Traveling Time But With An Upset Mood….
It’s been a crazy and busy day today. I was running from here to there to do tons of things, mostly doing damage control. I shall be on the road again and to tell the truth, I am in a real bad mood!
Day started with visiting my travel guy whom I have to pay back some amount for a travel. I had requested him to let me pay him in installments since there are tons of things that are on my head and since I happened to know and working with him from so long, I believed that at least this much flexible he can be while doing business with me and fortunately, he did accept my request. So today it was the first installment that I went to pay him. He asked me how did everything go, in answer of which I gave him my “signature” smile and said, “it was okay”. Not sure if I could really tell him that for whom I went, they didn’t even wait for me to get back home to punish me for doing “always just what I want”, I don’t understand a darn thing and I am just wrong in doing anything and everything that I do! May be I really am not good at all, I don’t know. But still, what I do know is that it’s very easy to give a promise than later mention that due to one reason or the other, it’s not possible to do anything about it but it’s tough, it’s really tough to overcome obstacles and do something, even if it’s really not alike picking stars from the sky! Not sure what is right and what is not, to be honest, I guess it’s better to say that it’s just me who is bad and not right.
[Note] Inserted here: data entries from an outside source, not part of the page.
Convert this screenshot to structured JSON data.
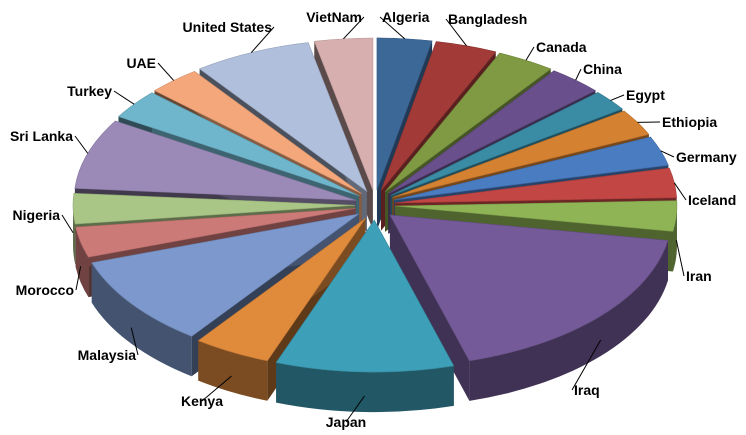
{
  "chart_data": {
    "type": "pie",
    "style": "3d-exploded",
    "title": "",
    "legend": "none",
    "categories": [
      "Algeria",
      "Bangladesh",
      "Canada",
      "China",
      "Egypt",
      "Ethiopia",
      "Germany",
      "Iceland",
      "Iran",
      "Iraq",
      "Japan",
      "Kenya",
      "Malaysia",
      "Morocco",
      "Nigeria",
      "Sri Lanka",
      "Turkey",
      "UAE",
      "United States",
      "VietNam"
    ],
    "values": [
      3.1,
      3.5,
      3.3,
      3.1,
      2.2,
      2.8,
      3.1,
      3.1,
      3.2,
      17.6,
      10.1,
      4.4,
      9.6,
      3.2,
      3.2,
      7.4,
      3.1,
      3.0,
      6.7,
      3.3
    ],
    "colors": [
      "#3c6898",
      "#a23b38",
      "#7f9a43",
      "#69508c",
      "#3a8ca5",
      "#d48131",
      "#4a7cc2",
      "#c24644",
      "#8fb455",
      "#745a98",
      "#3d9fb8",
      "#e08b3c",
      "#7c98cc",
      "#cc7a78",
      "#a9c687",
      "#9b8ab8",
      "#6fb6cc",
      "#f4a77a",
      "#b0bfdc",
      "#d8afaf"
    ]
  }
}
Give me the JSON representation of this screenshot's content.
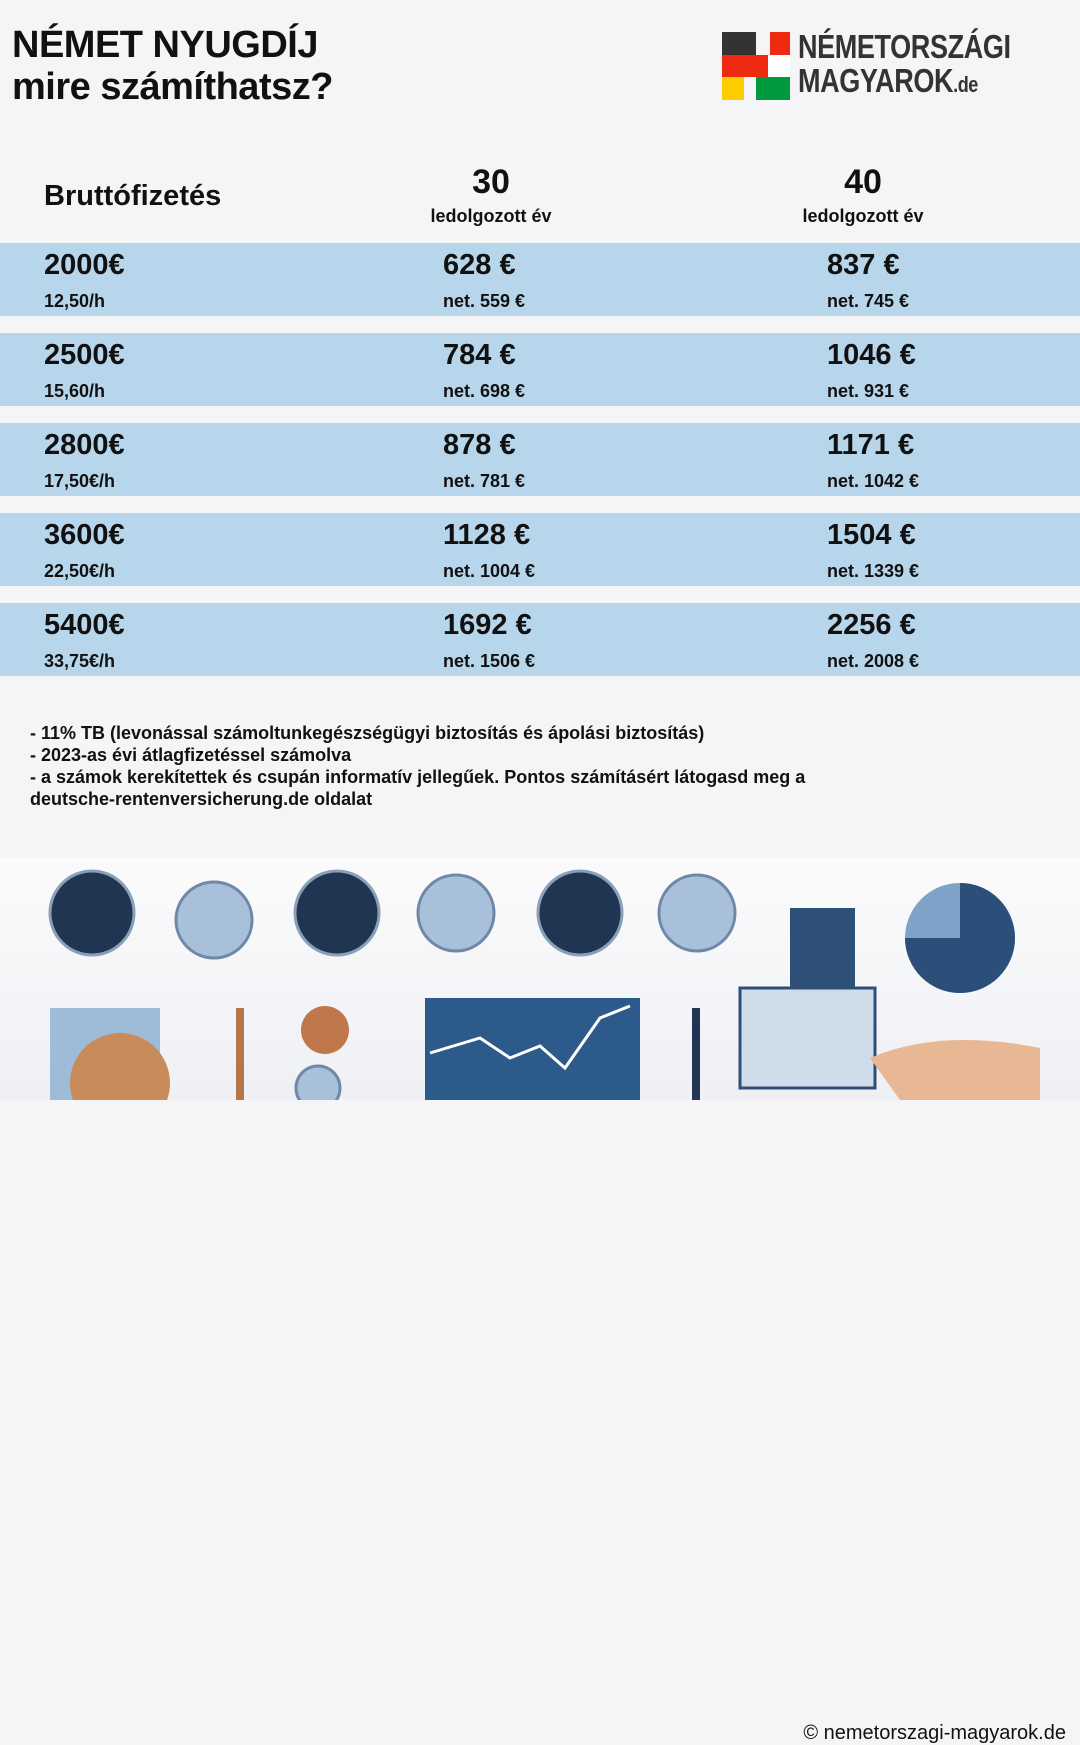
{
  "title": {
    "line1": "NÉMET NYUGDÍJ",
    "line2": "mire számíthatsz?"
  },
  "logo": {
    "line1": "NÉMETORSZÁGI",
    "line2": "MAGYAROK",
    "suffix": ".de",
    "colors": [
      "#333333",
      "#ee2a10",
      "#ffcc00",
      "#ffffff",
      "#009a3e"
    ]
  },
  "table": {
    "header": {
      "col1": "Bruttófizetés",
      "col2_num": "30",
      "col2_sub": "ledolgozott év",
      "col3_num": "40",
      "col3_sub": "ledolgozott év"
    },
    "row_color": "#b8d6eb",
    "rows": [
      {
        "gross": "2000€",
        "hourly": "12,50/h",
        "p30": "628 €",
        "n30": "net. 559 €",
        "p40": "837 €",
        "n40": "net. 745 €"
      },
      {
        "gross": "2500€",
        "hourly": "15,60/h",
        "p30": "784 €",
        "n30": "net. 698 €",
        "p40": "1046 €",
        "n40": "net. 931 €"
      },
      {
        "gross": "2800€",
        "hourly": "17,50€/h",
        "p30": "878 €",
        "n30": "net. 781 €",
        "p40": "1171 €",
        "n40": "net. 1042 €"
      },
      {
        "gross": "3600€",
        "hourly": "22,50€/h",
        "p30": "1128 €",
        "n30": "net. 1004 €",
        "p40": "1504 €",
        "n40": "net. 1339 €"
      },
      {
        "gross": "5400€",
        "hourly": "33,75€/h",
        "p30": "1692 €",
        "n30": "net. 1506 €",
        "p40": "2256 €",
        "n40": "net. 2008 €"
      }
    ]
  },
  "notes": [
    "- 11% TB (levonással számoltunkegészségügyi biztosítás és ápolási biztosítás)",
    "- 2023-as évi átlagfizetéssel számolva",
    "- a számok kerekítettek és csupán informatív jellegűek. Pontos számításért látogasd meg a",
    "deutsche-rentenversicherung.de oldalat"
  ],
  "copyright": "© nemetorszagi-magyarok.de"
}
After that, I got a call that there is a “serious” trouble that has happened in my last session. I have to admit that I did mess it up by doing something to me and not finishing it up. The heat of that act is coming with full force over me and almost all, whose name I can recall, are mad over me like hell! I have done efforts to sort the things out but not sure what’s really going to happen? I just hope that things get settle down properly, without making much of mess(there is already enough to make me stay awake).
I shall be back on the road from tomorrow. It’s going to be really tough sessions which are coming ahead and I am somewhat scared. Not sure from what, but I am scared. I hope I shall be able to finish everything without doing anything else wrong. There are plenty of the things which I have screwed up already and I really don’t think that I would be able to handle any more of it. Let’s see what happens?